Um der FPÖ unter Kickl bei den kommenden Nationalratswahlen eventuell noch einige Wählerstimmen abspenstig zu machen, preschen nun Spitzenpolitiker von SPÖ und ÖVP sowie unzählige Berater der Parteien vor und fordern eine Annäherung der Parteien auf den Rechtsruck der FPÖ.

Zumindest in der Migrationsfrage sei das unbedingt notwendig, trompeten Parteienvertreter, Berater, aber auch zahlreiche Medien. Dann könne man eventuell, so die Botschaft, noch das Schlimmste verhindern.

 

Einen größeren Blödsinn habe ich noch nie gehört. Was hieße das denn? Annäherung an eine ausländerfeindliche, rassistisch angehauchte Politik, welche europäische Lösungsstrategien torpediert und nationale propagiert, und zwar im Wissen, dass dies letztlich unmöglich ist. Das Gegenteil ist den beiden Parteien zu raten, nämlich eine noch deutlichere Abgrenzung von einer menschenverachtenden Politik einer Partei, welche sich nicht einmal vom perfiden Plan der deutschen AFD, Millionen von Menschen, auch mit deutscher Staatsbürgerschaft ausweisen zu wollen, distanziert, sondern dafür offen erklärt. Man müsse eben die Europäische Menschenrechtskonvention verändern, meinte Kickl, damit dies möglich sei (Standard-Interview vom 10.1.2024)

 

Was kommt als nächstes? Ausweisung von Minderheiten, von Behinderten, von Menschen, die nicht die Meinung der FPÖ vertreten, "ausputzen bis in die letzten Enden dieser Republik", wie Parteichef Kickl am Tag der Arbeit in Linz angekündigt hat?  Unsere Geschichte ist gebrandmarkt von dieser Art von Politik. Wollen wir dahin zurückfallen?

 

Dass die Migrationspolitik der Regierungen in Österreich, Deutschland und in anderen europäischen Ländern seit Jahren katastrophal ist, mag ja richtig sein, aber das kann noch lange kein Grund für Parteien wie der ÖVP und der SPÖ sein, sich dem rechtspopulistischen Gezeter einer FPÖ anzuschließen. Lösungen müssen auf den Tisch, das ja. Diesbezüglich sind die alten Großparteien säumig, untereinander zerstritten und intern uneins. Die Menschen in diesem Land erwarten sich diese Lösungen zu Recht, es geht darum, sie zu schaffen bzw. dort, wo sie in den Parteien zumindest ansatzweise vorhanden sind, dementsprechend zu kommunizieren.
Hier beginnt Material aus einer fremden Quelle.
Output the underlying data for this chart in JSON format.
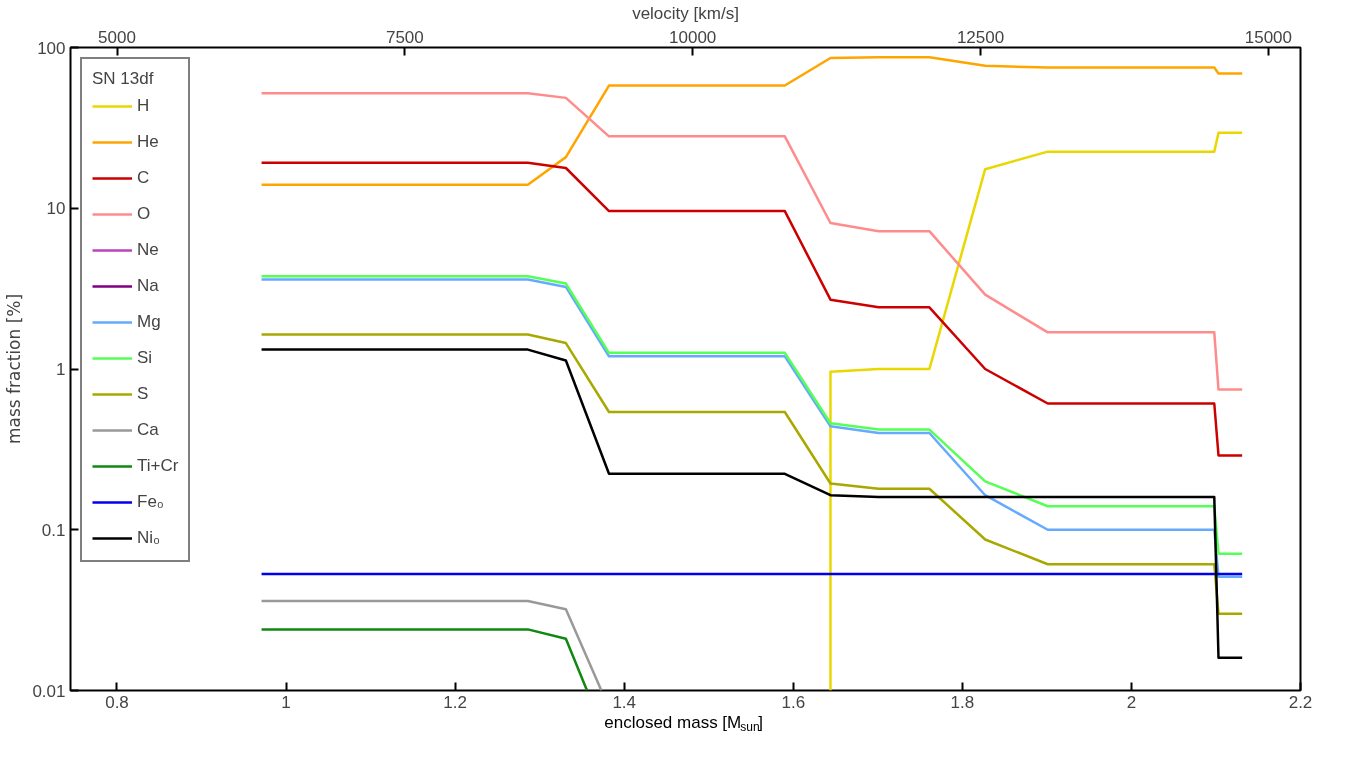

Sich aus Angst vor einer Wahlniederlage einer FPÖ anzubiedern bzw. deren Migrationskurs fahren zu wollen, wird einerseits von den Wählern durchschaut werden und würde einen Wahlsieg der FPÖ noch wahrscheinlicher machen würde, als es ohnedies bereits der Fall ist.
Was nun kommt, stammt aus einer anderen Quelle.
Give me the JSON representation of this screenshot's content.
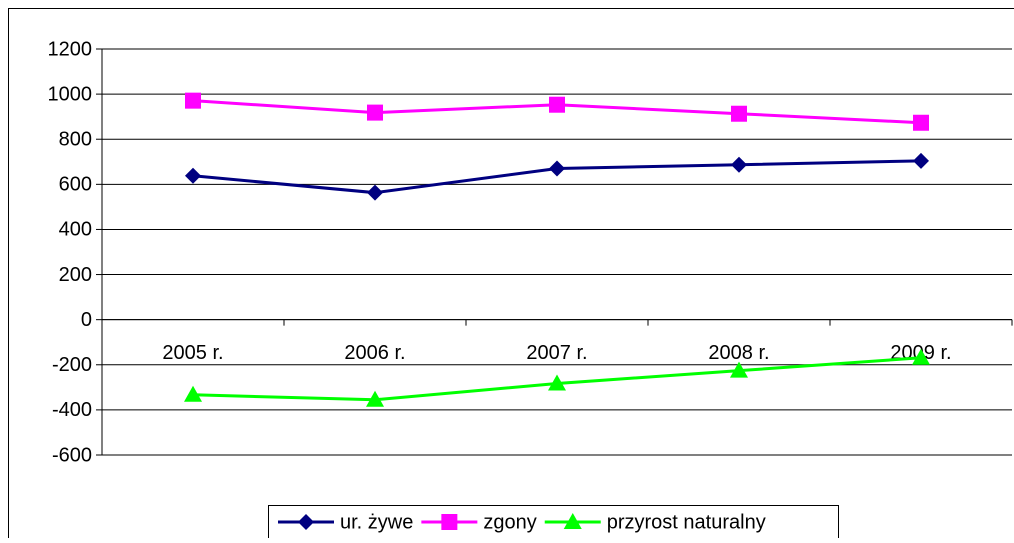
{
  "chart_data": {
    "type": "line",
    "categories": [
      "2005 r.",
      "2006 r.",
      "2007 r.",
      "2008 r.",
      "2009 r."
    ],
    "series": [
      {
        "name": "ur. żywe",
        "color": "#000080",
        "marker": "diamond",
        "values": [
          638,
          563,
          670,
          687,
          704
        ]
      },
      {
        "name": "zgony",
        "color": "#ff00ff",
        "marker": "square",
        "values": [
          971,
          918,
          953,
          913,
          873
        ]
      },
      {
        "name": "przyrost naturalny",
        "color": "#00ff00",
        "marker": "triangle",
        "values": [
          -333,
          -355,
          -283,
          -226,
          -169
        ]
      }
    ],
    "ylim": [
      -600,
      1200
    ],
    "yticks": [
      -600,
      -400,
      -200,
      0,
      200,
      400,
      600,
      800,
      1000,
      1200
    ],
    "grid": true,
    "legend": "bottom"
  }
}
Andererseits wäre dieser Kurs ein über viele Jahre hinweg kaum mehr gut zu machender Fehler. Ob sich die Ludwigs, Bablers, Kaisers, Doskozils, Nehammers, Stockers und Mikl-Leitners dieser Republik dessen bewusst sind oder ob es ihnen nach wie vor nur um die Erhaltung ihrer persönlichen Pfründe geht, wird man sehen.